Nanoparticle-loaded highly flexible fibrous structures exhibiting desirable thermoelectric properties

Abstract

Thermoelectric, the science of transforming heat to electrical energy or vice versa, provides the possibility to reserve heat losses as an electrical energy, which is called green energy. In recent years, producing a wearing thermoelectric generator that capable using human body temperature receives a great interest. In this research, a nanocomposite of Polyvinylpyrrolidone (PVP)/carbon nanotubes (CNTs)/copper oxide (CuO) nanoparticles were used in order to produce electrical current from heat losses.

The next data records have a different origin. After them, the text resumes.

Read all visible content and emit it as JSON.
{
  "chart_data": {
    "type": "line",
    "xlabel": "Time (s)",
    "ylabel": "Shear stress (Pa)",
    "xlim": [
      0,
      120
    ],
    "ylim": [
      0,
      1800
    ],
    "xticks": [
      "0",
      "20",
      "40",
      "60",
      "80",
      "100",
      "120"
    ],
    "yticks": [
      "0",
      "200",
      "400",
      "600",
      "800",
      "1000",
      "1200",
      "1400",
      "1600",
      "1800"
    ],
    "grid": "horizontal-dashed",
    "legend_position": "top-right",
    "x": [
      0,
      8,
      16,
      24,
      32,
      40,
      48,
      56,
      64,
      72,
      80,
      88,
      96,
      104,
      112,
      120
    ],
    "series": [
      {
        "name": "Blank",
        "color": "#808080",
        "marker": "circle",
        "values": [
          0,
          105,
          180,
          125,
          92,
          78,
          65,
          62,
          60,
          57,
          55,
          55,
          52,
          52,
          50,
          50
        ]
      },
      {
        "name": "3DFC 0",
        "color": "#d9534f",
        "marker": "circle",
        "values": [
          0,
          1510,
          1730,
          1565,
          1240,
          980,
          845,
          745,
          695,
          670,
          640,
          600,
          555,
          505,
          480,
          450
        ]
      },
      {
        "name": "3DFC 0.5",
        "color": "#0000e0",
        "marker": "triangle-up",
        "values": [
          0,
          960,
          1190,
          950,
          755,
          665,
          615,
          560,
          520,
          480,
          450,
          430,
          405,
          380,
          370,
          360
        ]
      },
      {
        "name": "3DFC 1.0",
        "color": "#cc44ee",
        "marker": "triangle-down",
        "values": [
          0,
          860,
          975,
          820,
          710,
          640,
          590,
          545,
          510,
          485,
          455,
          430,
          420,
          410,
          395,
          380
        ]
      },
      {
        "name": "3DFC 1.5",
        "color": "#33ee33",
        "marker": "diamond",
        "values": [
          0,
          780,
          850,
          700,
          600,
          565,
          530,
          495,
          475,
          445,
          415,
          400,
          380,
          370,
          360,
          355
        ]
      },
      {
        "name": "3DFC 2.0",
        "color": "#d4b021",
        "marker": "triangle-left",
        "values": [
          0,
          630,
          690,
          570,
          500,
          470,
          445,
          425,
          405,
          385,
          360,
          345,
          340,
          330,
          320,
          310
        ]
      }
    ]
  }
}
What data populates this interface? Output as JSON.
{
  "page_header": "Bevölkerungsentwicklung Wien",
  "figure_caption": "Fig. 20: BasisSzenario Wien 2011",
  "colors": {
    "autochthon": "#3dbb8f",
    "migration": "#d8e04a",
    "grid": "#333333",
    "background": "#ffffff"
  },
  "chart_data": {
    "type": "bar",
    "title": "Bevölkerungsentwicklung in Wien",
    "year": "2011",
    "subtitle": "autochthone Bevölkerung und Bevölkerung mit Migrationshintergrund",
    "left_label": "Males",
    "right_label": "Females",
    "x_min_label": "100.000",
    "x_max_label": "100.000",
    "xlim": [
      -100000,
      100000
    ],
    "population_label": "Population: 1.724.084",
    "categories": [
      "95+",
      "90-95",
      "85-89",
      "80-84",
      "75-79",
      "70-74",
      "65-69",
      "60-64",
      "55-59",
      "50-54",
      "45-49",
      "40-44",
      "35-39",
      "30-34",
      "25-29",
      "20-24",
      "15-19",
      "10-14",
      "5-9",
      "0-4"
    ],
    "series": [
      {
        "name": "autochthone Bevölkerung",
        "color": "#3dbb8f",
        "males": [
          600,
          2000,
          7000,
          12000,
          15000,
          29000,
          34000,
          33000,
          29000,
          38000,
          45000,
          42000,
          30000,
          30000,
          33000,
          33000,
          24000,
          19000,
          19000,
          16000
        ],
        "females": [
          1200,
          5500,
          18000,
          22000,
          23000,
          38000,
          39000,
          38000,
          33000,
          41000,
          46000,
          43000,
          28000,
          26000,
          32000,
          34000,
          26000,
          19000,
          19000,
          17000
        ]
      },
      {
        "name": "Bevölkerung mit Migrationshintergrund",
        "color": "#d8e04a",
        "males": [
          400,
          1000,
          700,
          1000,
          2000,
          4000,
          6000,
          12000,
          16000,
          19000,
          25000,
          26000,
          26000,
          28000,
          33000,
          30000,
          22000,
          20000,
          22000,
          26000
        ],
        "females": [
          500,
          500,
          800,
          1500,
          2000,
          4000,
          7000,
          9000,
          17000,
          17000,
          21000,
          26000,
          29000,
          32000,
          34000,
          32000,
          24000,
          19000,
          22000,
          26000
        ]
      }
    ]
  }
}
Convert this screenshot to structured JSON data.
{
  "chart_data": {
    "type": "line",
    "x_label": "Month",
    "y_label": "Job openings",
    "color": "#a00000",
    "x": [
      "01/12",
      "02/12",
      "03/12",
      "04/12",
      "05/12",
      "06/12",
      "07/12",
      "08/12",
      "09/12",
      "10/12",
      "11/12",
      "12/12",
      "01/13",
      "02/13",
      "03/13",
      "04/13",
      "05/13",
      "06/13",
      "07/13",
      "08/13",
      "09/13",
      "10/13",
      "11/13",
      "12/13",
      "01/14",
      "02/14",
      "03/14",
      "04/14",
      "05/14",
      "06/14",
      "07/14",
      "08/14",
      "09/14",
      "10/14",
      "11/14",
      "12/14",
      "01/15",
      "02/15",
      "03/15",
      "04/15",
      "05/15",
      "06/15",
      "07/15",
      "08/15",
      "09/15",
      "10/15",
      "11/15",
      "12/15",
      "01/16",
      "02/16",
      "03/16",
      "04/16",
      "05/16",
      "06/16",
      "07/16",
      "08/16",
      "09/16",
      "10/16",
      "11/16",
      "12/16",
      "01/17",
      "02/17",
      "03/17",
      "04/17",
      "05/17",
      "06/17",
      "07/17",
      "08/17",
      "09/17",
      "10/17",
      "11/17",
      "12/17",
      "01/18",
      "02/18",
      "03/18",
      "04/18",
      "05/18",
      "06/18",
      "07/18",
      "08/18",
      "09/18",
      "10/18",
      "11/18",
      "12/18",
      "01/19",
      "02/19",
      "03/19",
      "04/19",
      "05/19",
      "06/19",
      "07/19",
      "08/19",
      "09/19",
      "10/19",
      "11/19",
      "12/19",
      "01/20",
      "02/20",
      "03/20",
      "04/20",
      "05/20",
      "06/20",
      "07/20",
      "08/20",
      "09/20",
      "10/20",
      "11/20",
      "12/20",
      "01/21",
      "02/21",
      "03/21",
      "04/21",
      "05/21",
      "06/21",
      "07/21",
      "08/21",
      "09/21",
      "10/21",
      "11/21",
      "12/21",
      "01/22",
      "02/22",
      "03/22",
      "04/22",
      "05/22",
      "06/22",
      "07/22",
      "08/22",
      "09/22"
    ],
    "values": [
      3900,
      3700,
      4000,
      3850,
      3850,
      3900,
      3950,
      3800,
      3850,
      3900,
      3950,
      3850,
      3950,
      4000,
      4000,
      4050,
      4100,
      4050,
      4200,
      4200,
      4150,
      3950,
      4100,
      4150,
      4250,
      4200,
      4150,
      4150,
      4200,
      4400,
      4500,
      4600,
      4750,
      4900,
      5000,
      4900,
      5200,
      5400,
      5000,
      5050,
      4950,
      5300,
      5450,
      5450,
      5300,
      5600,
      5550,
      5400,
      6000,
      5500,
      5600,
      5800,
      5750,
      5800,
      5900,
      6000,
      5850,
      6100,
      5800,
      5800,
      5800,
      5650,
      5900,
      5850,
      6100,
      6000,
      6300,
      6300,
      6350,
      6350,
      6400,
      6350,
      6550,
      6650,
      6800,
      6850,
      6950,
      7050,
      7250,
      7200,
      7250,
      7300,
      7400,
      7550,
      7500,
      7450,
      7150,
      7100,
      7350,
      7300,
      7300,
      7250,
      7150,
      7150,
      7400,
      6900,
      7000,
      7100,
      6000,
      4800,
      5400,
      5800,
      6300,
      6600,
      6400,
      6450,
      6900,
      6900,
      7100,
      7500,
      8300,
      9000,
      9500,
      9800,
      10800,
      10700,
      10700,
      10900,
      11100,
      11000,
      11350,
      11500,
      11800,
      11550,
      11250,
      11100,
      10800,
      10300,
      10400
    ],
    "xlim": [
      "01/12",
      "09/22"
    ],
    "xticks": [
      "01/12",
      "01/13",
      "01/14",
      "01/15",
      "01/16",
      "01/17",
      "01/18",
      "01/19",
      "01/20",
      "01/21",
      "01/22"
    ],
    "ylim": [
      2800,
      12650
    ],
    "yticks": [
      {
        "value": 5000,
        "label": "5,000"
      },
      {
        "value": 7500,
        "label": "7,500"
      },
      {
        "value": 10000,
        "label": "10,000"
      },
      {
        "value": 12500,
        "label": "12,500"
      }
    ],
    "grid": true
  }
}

The nanocomposite structures were prepared using two methods of electrospinning and coating the fabrics with a homogenous solution of PVP, CNTs and CuO nanoparticles. SEM, XRD, TEM and FTIR analysis were used to study the structural and morphological characteristics of the nanocomposite. The results showed that the fabric coated with a mixture of 20:20 (wt%) CNT and CuO nano-particles had a Seebeck coefficient of 39.21 μV/K and the electrical conductivity of 3.5 × 10−2 S/cm which were the best thermoelectric properties. Moreover, the results indicated that nanofibers fabricated via electrospinning which consisted of 20:20 (CuO: CNT) nanoparticles had the Seebeck coefficient up to 29.13 μV/K and the electrical conductivity of 2.114 × 10−4 S/cm.